To avoid accidents, Bidhannagar Municipal Corporation turned off street lights on Tuesday 23 September) in the evening.
The main Minister Mamata Baerjee, who on Tuesday, September 23) postponed her scheduled inauguration Durga Puja Pandal in Kalighat, is expected to visit Marquees in Kalighat.
Officials stated that although flood waters began to retreat gradually, and the renewal normal life before the festive period remains an immediate challenge of administration.
The situation in Calcutta and the adjacent districts will be carefully monitored on Wednesday, September 24 with a bigger rain on the radar, they said.
At least 10 people were killed, nine of them because of electric currents, because the rain over night – among the most difficult in almost four decades – left Kolkata and neighboring districts paralyzed on Tuesdays, crushed air, rail and road transport, closed educational institutions and prompted the government to advance.
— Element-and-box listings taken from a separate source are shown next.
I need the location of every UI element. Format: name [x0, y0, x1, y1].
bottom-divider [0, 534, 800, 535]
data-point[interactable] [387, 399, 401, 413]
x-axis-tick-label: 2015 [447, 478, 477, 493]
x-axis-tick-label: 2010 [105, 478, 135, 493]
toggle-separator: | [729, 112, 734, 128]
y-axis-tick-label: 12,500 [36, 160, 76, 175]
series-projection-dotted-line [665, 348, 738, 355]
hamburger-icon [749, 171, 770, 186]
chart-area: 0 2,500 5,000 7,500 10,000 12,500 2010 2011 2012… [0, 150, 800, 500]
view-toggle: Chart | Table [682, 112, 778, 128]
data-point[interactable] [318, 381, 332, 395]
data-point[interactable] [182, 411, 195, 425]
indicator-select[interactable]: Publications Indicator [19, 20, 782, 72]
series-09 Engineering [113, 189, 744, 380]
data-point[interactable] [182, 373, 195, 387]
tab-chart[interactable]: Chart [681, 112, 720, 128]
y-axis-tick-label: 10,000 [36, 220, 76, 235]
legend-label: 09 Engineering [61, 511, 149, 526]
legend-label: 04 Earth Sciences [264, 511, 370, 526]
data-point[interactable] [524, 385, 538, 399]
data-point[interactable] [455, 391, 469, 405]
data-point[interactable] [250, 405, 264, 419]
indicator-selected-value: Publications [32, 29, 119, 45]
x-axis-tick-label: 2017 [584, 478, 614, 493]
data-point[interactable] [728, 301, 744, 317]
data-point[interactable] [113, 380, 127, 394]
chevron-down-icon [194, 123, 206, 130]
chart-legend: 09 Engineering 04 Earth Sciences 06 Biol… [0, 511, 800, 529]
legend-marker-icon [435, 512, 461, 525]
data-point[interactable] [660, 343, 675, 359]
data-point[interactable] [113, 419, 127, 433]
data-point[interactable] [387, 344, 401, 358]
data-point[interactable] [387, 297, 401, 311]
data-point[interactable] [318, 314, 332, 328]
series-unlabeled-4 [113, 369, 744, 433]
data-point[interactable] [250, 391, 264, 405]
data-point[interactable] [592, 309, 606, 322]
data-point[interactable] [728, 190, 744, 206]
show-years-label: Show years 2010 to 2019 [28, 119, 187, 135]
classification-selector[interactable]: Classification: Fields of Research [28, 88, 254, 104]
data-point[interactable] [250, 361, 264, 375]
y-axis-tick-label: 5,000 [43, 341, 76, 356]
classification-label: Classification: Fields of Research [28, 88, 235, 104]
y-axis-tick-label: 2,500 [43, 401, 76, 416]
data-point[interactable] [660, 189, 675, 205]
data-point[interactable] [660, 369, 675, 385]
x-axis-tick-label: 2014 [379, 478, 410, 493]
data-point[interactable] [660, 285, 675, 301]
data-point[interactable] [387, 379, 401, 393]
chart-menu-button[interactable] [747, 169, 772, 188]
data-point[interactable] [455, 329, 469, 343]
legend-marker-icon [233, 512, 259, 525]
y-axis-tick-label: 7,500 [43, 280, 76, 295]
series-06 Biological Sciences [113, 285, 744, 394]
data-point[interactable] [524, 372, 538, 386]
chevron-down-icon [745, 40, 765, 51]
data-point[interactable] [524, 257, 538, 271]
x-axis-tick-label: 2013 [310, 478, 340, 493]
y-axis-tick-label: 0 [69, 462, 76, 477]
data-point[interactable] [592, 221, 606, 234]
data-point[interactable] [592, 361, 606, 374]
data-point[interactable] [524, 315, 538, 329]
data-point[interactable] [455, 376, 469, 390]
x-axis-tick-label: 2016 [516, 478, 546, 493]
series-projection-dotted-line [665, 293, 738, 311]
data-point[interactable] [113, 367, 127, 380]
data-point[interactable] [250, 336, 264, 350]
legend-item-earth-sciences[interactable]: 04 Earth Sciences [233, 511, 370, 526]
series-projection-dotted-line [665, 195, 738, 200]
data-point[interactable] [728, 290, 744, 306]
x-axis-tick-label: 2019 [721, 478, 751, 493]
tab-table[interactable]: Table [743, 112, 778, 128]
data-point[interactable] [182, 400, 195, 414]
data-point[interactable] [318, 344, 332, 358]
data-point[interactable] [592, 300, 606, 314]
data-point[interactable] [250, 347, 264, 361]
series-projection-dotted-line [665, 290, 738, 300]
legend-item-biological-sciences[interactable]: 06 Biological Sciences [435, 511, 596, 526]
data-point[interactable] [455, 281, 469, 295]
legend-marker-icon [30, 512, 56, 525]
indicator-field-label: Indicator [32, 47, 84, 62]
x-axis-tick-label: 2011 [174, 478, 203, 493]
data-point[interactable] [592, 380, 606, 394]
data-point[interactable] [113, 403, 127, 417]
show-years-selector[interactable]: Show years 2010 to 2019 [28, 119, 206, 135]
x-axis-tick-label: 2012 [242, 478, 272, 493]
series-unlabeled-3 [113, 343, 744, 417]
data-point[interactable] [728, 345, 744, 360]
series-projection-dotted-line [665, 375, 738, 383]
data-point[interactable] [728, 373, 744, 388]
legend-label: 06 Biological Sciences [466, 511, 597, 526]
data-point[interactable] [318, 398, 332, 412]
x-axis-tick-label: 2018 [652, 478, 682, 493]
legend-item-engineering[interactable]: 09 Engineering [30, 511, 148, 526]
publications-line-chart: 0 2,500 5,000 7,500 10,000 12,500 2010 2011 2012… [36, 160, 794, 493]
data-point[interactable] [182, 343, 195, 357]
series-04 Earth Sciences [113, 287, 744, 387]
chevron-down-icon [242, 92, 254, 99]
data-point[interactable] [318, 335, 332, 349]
The downpour-251.4 mm in less than 24 hours-has the highest since 1986 and the sixth highest one-day rainfall in the last 137 years, only after a record of 369.6 mm in 1978, 253 mm in 1888 and 259.5 in 1986.
It changed the arterial roads into the rivers, captured the metro rail and train services, and threw air transport into a mess when the city was caught for a normal level at the largest Bengal – Durga Puja festival.